Her profile shows several of her tattoos, if you click the forward button to see the next pics.  Yes, getting the first hate mail was kind of shocking.  I'm glad I was able to turn it around, and really, I'm rather surprised to have made friends in a situation like that.  Go me! [:D]




jmslilbytch -> RE: Is this typical hating on M/s couples here? (7/2/2007 7:33:32 PM)

I didn't read all the replies on this post.
That being what it may, I don't let those kinds of things bother me, this is just the internet after all. Unless it was someone I wanted to converse with in the present or future, I wouldn't have taken the time to acknowledge that I recieved it no less given a response to it...unless instructed to do so.
Everyone has an opinion, which one matters? For me there's only one that does.[;)]




Evanesce -> RE: Is this typical hating on M/s couples here? (7/2/2007 10:51:27 PM)

Hate mail.  Gotta love it.  And laugh at it.  And show it to all your friends so they can laugh at it too.
 
I've only gotten one hate mail from someone I'd never even heard of, and it was one line.  It said, "Boy, are you ugly!"  I actually felt sorry for the person who sent it.

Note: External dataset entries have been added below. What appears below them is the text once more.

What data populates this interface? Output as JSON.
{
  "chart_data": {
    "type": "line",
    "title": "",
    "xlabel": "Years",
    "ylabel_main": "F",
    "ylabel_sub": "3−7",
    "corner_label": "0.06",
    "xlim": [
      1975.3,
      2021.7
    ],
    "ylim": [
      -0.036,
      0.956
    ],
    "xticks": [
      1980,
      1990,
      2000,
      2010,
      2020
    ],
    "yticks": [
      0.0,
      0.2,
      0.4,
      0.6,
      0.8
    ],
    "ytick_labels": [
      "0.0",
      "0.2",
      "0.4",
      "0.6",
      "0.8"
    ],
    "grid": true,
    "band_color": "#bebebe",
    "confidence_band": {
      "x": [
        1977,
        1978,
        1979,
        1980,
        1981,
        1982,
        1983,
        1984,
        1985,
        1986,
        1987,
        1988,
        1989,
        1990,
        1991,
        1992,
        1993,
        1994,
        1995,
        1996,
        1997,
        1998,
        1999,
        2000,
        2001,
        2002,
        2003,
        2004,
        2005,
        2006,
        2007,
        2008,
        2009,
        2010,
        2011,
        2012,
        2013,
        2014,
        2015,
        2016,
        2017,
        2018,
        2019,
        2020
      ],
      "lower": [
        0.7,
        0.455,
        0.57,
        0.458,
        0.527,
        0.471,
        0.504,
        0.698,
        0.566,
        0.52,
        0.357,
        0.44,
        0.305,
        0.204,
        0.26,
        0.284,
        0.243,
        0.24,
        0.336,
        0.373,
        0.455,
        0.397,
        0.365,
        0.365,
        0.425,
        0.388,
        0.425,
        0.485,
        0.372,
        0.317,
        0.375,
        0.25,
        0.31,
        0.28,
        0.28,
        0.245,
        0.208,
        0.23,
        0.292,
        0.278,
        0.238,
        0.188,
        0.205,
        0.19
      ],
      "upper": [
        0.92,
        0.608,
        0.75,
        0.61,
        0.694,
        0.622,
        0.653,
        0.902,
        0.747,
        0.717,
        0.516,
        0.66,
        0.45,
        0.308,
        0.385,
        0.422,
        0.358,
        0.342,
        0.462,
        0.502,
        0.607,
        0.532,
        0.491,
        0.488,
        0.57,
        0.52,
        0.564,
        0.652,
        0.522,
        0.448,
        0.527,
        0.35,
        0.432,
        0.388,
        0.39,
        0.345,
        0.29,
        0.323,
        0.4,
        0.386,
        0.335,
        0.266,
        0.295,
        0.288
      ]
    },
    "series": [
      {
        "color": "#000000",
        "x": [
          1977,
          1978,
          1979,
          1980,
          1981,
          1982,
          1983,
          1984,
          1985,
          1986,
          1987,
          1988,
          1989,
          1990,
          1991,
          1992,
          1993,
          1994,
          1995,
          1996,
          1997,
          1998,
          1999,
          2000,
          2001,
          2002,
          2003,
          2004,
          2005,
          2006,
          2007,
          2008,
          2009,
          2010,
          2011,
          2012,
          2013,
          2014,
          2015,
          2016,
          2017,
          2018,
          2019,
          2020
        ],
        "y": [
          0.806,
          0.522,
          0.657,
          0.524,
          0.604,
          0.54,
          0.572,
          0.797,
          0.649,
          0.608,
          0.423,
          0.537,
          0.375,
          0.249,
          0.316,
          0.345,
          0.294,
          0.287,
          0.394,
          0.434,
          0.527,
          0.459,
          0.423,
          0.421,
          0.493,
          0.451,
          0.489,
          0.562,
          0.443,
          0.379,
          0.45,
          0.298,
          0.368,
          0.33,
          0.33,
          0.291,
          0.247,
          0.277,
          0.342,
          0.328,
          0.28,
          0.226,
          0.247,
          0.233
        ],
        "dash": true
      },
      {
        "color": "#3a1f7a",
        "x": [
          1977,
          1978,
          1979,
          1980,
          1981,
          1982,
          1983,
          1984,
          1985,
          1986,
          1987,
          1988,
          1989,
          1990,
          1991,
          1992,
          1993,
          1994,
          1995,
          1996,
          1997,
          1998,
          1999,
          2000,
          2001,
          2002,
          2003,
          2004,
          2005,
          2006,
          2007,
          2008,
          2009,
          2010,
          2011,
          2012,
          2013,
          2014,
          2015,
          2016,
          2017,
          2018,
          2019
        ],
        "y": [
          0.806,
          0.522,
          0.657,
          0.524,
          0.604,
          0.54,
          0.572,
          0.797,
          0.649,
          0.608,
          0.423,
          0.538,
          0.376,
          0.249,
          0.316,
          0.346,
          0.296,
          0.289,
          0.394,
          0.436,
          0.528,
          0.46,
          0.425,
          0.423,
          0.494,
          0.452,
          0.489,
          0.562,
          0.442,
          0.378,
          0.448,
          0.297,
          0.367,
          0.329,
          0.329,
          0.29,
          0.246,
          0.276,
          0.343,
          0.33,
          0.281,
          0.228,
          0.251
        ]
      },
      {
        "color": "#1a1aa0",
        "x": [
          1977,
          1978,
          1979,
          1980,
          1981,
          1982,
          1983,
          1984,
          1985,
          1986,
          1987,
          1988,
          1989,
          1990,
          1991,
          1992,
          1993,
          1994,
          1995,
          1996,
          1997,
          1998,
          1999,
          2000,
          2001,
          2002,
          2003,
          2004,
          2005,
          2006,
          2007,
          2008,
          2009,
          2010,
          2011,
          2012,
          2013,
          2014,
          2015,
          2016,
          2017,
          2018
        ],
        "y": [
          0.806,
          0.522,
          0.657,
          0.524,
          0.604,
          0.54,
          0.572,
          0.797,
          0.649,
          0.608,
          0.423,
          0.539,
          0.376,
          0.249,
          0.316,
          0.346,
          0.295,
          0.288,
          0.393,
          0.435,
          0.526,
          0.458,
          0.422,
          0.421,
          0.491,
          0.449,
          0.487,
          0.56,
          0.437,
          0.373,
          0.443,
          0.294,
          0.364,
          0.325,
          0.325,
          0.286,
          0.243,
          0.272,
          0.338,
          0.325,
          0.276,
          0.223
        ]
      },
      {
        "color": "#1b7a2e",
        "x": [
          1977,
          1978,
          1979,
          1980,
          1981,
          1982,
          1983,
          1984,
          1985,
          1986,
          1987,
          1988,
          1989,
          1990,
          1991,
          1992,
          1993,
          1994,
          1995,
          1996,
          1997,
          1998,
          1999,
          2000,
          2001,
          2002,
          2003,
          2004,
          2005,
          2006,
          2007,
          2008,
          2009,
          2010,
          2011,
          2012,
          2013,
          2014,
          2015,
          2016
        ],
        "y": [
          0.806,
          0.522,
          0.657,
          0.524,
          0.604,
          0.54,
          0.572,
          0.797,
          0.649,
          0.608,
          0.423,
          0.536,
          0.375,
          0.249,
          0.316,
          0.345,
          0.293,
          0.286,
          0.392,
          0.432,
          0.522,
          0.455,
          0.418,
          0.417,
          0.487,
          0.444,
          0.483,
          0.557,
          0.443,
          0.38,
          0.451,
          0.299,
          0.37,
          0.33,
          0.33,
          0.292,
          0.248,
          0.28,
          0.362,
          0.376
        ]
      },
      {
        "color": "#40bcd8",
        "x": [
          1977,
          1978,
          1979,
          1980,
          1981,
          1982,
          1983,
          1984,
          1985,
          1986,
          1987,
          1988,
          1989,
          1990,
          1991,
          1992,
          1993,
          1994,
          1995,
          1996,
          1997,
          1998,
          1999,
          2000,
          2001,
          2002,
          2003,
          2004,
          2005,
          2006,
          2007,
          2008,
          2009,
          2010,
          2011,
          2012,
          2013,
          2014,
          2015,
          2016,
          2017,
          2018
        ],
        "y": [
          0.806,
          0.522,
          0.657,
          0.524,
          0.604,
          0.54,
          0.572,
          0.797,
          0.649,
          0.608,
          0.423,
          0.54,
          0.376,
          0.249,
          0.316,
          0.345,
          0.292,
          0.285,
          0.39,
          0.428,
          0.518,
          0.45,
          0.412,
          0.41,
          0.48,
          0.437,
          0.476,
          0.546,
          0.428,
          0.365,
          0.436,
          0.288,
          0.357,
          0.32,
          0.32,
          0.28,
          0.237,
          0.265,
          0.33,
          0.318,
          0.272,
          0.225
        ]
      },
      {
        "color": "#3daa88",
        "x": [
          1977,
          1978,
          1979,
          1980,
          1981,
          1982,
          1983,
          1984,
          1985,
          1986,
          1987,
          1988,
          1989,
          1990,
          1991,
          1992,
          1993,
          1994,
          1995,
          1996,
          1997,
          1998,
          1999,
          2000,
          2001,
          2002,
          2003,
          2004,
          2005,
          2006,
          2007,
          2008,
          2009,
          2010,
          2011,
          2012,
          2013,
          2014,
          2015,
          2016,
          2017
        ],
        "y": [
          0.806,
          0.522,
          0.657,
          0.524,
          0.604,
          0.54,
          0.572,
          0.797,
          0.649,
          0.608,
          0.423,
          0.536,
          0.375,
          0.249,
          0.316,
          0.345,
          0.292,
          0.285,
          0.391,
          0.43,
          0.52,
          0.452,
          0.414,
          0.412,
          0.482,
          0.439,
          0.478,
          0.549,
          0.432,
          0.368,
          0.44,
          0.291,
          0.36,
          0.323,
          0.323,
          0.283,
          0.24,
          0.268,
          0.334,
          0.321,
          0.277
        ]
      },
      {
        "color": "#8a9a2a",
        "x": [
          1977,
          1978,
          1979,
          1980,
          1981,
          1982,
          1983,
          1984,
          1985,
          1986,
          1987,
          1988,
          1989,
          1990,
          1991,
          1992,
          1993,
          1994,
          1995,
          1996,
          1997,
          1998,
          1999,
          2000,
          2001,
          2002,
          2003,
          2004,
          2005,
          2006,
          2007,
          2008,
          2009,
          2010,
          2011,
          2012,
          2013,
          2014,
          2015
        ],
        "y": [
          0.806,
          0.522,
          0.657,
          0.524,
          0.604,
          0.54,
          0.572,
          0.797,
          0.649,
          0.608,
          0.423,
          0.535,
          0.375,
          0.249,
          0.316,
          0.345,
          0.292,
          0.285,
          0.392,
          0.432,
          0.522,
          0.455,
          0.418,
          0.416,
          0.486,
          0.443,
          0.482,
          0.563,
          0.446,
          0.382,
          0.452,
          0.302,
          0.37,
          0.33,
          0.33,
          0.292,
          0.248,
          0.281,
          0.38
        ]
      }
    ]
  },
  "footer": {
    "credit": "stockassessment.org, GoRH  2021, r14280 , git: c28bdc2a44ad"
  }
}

becca333 -> RE: Is this typical hating on M/s couples here? (7/3/2007 1:13:12 AM)

"....I'm not trying to be a bitch...."

Don't you just love people who use lines like this when they flame someone?  She went to the trouble of sending a message, using some very intense language and made all kinds of accusations... but she wasn't trying to be a bitch?  Imagine how well she'd do if she put some effort into it!